Lawndale News Chicago's Bilingual Newspaper - CommentaryRecently, the Revolutionary Armed Forces of Colombia (FARC in Spanish) has announced that they will no longer use kidnapping as a weapon against the Colombian government or against the Colombian civilian population. This announcement was made as the practice has generated so much negative publicity over the years that most Colombians have turned against the FARC for its kidnapping and violent armed acts. Of course, the FARC has not renounced its use of armed conflict nor its part in the illicit cocaine drug trade. Giving up one evil only to keep the others makes its announcement ring kind of hollow. To this I say to the FARC, “why don’t you just lay down your arms and simply end the Colombian civil war?”

Why not end 50 years of armed conflict that you have been responsible for? This conflict has killed an estimated 200,000 people, and because of you it still goes on. Why not give up your involvement in the illicit cocaine drug trade? Behind the Mexican drug cartels, you are the second major reason why the cocaine trade is doing well.
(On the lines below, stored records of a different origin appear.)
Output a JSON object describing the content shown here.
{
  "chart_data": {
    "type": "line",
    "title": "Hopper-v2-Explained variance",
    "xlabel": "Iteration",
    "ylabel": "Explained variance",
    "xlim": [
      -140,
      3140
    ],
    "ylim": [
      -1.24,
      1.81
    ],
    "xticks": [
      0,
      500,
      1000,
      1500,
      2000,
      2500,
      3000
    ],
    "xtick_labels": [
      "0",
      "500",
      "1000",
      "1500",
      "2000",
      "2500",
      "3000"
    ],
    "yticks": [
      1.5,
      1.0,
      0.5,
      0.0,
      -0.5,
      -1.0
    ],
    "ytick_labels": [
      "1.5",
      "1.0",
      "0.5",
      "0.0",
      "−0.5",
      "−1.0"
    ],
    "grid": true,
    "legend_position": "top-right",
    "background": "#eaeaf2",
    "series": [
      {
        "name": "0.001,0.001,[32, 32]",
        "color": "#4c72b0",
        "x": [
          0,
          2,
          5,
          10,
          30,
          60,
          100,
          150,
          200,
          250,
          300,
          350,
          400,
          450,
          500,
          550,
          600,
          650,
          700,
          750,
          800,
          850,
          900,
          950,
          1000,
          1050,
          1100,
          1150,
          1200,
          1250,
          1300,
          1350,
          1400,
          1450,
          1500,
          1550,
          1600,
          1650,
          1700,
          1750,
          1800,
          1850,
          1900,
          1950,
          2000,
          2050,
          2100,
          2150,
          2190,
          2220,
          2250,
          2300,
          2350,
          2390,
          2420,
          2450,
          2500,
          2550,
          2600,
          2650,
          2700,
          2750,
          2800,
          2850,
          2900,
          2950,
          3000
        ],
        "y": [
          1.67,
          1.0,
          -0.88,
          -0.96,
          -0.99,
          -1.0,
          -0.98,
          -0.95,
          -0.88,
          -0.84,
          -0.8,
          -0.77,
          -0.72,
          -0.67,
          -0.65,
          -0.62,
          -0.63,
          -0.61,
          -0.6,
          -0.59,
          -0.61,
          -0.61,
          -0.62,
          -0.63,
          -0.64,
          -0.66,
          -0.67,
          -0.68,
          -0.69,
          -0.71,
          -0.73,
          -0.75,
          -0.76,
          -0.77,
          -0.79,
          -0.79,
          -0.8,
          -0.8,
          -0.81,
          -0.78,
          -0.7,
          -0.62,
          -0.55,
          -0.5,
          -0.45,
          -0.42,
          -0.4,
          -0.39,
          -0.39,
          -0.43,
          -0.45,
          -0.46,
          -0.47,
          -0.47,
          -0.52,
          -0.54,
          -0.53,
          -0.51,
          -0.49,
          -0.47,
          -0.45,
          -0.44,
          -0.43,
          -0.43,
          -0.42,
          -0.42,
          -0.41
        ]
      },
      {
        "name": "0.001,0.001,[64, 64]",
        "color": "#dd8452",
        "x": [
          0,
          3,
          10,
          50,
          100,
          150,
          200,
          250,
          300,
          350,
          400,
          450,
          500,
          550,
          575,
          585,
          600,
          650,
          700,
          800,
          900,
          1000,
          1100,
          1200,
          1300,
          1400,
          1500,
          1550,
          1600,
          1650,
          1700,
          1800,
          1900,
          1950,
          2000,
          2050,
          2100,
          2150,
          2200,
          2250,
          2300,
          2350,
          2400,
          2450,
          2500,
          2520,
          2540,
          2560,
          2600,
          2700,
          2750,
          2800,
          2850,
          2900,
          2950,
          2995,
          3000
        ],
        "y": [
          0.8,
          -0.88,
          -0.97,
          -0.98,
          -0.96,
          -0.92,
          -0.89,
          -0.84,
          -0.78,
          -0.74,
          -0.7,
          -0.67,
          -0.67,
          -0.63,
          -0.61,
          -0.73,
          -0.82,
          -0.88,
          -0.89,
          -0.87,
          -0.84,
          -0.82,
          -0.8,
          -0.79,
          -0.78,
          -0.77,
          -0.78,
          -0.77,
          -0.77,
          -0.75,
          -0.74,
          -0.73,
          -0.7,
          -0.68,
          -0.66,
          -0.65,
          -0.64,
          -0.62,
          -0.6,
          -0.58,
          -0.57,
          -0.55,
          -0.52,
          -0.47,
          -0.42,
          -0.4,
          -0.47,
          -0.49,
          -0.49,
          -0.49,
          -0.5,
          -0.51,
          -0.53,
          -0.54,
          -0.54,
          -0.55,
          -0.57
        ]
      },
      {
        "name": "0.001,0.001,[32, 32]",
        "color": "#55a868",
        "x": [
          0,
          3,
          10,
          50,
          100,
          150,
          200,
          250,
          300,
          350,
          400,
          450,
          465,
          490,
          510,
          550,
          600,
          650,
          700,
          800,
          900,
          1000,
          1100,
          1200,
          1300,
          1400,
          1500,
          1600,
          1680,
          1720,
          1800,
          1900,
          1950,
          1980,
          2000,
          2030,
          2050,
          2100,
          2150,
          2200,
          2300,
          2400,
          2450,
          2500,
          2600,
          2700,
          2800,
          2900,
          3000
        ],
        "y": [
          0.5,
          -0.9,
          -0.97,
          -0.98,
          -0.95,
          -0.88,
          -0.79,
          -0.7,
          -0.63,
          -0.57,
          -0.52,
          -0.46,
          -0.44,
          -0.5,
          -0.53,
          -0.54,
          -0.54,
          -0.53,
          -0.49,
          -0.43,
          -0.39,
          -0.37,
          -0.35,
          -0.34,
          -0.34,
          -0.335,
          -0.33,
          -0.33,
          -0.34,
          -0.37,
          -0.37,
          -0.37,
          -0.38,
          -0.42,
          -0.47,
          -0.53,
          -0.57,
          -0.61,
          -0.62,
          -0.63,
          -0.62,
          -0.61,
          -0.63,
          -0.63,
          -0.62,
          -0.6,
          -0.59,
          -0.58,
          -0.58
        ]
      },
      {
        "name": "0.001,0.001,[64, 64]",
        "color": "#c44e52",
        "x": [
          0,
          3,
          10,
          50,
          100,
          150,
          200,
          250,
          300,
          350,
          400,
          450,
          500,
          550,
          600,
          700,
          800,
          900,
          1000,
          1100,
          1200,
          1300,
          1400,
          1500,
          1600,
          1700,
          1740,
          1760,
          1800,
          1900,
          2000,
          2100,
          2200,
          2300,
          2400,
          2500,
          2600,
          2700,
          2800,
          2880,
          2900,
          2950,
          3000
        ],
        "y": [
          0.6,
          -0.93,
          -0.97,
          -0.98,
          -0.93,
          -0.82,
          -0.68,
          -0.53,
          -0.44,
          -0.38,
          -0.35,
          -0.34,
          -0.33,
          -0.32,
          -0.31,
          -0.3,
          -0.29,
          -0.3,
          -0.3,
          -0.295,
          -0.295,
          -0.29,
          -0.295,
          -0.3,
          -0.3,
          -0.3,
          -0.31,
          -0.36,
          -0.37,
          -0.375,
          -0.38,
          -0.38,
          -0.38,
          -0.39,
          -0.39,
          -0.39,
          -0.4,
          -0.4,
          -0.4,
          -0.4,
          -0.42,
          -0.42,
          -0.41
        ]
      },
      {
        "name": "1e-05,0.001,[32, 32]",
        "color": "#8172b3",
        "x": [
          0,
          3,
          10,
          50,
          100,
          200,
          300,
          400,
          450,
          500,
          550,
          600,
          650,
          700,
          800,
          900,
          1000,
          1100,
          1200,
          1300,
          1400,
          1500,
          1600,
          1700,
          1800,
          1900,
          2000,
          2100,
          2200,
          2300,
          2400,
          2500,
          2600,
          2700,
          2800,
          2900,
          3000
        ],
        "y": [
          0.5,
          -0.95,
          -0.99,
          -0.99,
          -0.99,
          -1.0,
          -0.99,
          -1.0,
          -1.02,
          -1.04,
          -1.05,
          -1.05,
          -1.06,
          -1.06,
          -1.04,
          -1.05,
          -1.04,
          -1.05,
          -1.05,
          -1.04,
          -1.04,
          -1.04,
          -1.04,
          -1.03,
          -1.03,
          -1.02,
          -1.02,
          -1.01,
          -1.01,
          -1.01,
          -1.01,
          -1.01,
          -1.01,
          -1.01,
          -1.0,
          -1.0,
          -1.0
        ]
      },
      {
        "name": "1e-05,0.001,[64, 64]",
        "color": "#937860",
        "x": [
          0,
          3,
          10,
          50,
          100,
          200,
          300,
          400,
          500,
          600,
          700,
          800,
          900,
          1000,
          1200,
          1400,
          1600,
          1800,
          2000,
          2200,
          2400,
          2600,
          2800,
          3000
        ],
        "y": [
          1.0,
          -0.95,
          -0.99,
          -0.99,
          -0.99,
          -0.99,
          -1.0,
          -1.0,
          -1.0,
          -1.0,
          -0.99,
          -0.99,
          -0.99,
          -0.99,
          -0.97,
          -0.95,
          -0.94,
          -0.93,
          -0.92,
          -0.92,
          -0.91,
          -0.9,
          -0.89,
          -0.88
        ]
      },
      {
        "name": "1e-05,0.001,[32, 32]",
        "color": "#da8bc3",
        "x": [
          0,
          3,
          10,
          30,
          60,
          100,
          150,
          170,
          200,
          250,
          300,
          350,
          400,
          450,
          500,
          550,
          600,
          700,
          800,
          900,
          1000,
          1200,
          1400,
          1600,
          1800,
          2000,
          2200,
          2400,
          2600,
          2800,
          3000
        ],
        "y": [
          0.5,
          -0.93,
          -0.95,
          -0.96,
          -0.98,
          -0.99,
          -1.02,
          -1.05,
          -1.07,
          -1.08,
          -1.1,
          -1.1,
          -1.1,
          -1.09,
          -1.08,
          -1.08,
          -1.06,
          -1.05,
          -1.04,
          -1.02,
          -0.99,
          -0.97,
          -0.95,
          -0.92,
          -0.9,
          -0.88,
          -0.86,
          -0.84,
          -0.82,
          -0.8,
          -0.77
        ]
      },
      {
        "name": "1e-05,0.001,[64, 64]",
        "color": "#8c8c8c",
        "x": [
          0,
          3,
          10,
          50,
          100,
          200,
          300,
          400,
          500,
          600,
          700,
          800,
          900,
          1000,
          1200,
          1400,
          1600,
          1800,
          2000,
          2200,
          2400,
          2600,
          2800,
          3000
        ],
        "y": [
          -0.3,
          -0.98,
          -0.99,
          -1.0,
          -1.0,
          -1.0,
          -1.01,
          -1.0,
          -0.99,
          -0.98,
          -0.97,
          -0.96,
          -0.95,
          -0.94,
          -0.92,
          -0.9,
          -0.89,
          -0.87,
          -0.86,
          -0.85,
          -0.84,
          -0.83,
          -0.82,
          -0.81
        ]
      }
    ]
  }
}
Not only are you guilty of the illicit drug trade, but you forcefully extend it into neighboring countries against the will of the people and governments. On top of all this, you bomb cities and machine gun down innocent people. You are guilty of taking peoples’ land and destroying farms, and you are guilty of burning tracts of arable land of villages whose people simply do not agree with your insane ideology. You are guilty of genocide against the native Indians, and are guilty of killing innocent foreign residents in order to drive away business and investments from Colombia. In short, you are guilty of crimes against humanity a thousand times over. FARC, do us all a favor and disappear tomorrow!

I seriously doubt that the leopard will change its spots. Fine, they say they are giving up one tool in their arsenal of terror. However, they have not given up anything else, and it seems doubtful that the FARC will do the Colombian a favor and turn in their weapons and try and work through a legal process to help their country. The FARC still seems committed to bringing about a revolution and they will use revolutionary terror to achieve this. Given their track record, how credible are these people?